Developer pitches gas station and convenience store at Churchton crossroads

Preliminary developer's plan for the former Smith Lumber property at the major crossroad in Churchton. It has a gas station and convenience store and two office/retail buildings.

The Baltimore developer seeking to build on the former Smith Lumber site in Churchton will try to get approval for a 12-pump gas station and convenience store much to the chagrin of most area residents who met with him this week.

But his plan also includes two potential medical facilities — something residents called for in a survey taken after the developer met with them last year. No medical tenants have signed on.


Developer David Strouse and his Birchwood Capital Partners held a similar meeting last October, but since they had not submitted preliminary plans within six months, another meeting was required under county rules.

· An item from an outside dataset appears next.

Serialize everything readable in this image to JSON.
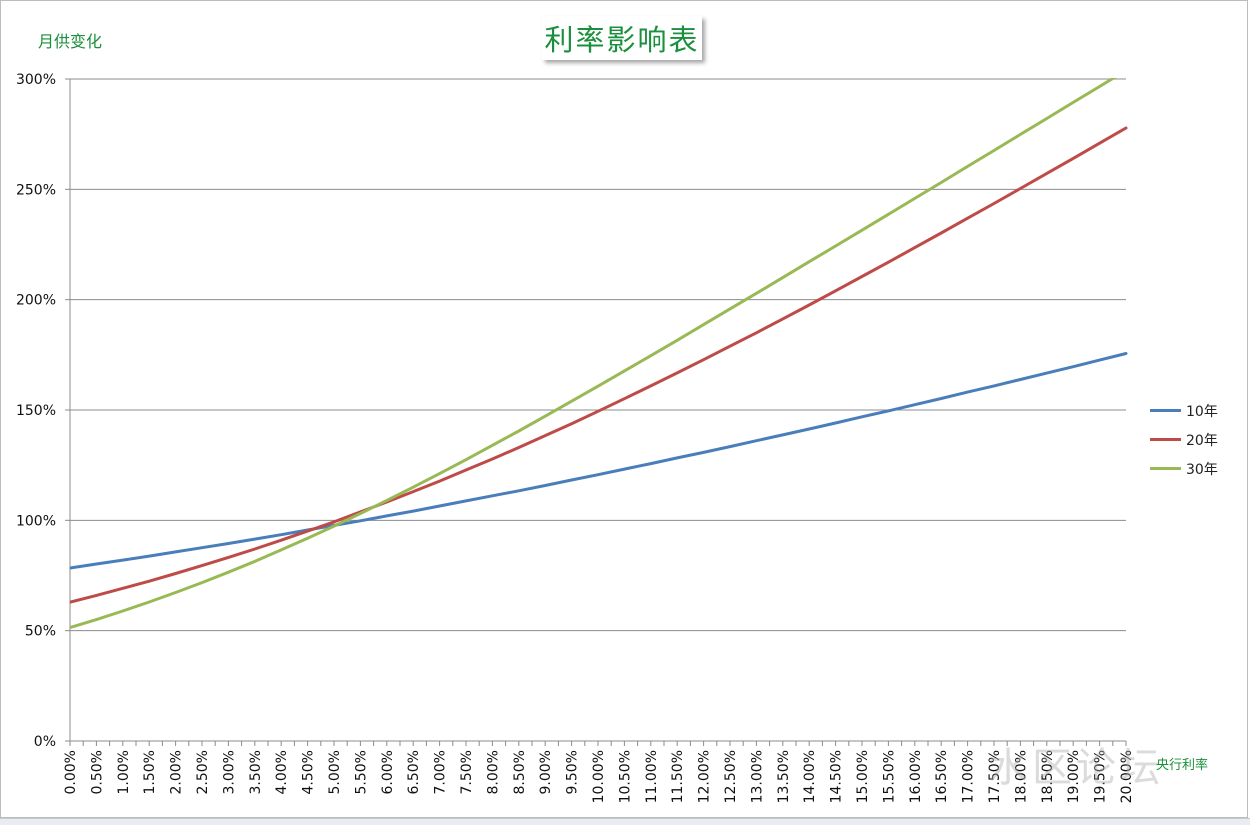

In October, the plan was for a convenience store with gas pumps, a drive-in bank, fast-food outlet and two small office buildings.


The 5.16-acre site at the corner of Deale-Churchton and Shady Side roads has been vacant since it was bought by a subsidiary of Safeway Inc. in 2001 when the grocery giant was battling plans for a large shopping center in Deale.

Now the plan calls for a gas station/convenience store and two buildings potentially for medical uses.

"The reality is it is some time before the shovels are in the ground and people are not going to make a commitment that far ahead," Strouse told the crowd of about 45 people who gathered at the West River Methodist Center Monday night.

"Medical businesses are great tenants. I would love to have them," he said. But the market will determine what will go in the buildings, he said.

At the meeting, a resident voiced her concern.

"I moved here from Rockville, I don't want another Rockville, I want Shady Side, Deale and Churchton."

Outside of the convenience/gas outlet facing Deale-Churchton Road, the main potential office/retail building is a two-story 22,600 square-foot building.

Another part of the same C-4 commercial property has a house on it. That part of the property could have a 4,000-square-foot building on it with a separate entrance.


The potential for a gas-station raised traffic concerns.

The plan as designed will have one entrance on Deale-Churchton Road and another on Shady Side Road.

Several people at the meeting said the location will be a traffic nightmare, with some suggesting a traffic circle.

After last fall's meeting, a survey was taken about the community's ideas for the property.

Of 451 respondents, 45 percent wanted a recreational facilities or services, 22 percent thought a major medical facility was a good idea.

Fast food garnered six percent. A gas station with convenience store got 23 votes or five percent. A convenience store itself came in at one percent.


The developer's engineer, Tim Martin of Bay Engineering, said the plan suggests medical uses for the two other buildings because medical facilities require the most parking. "Parking drives the use," he said.

Once the plan is submitted, county planners will determine if the plan meets standards for approval.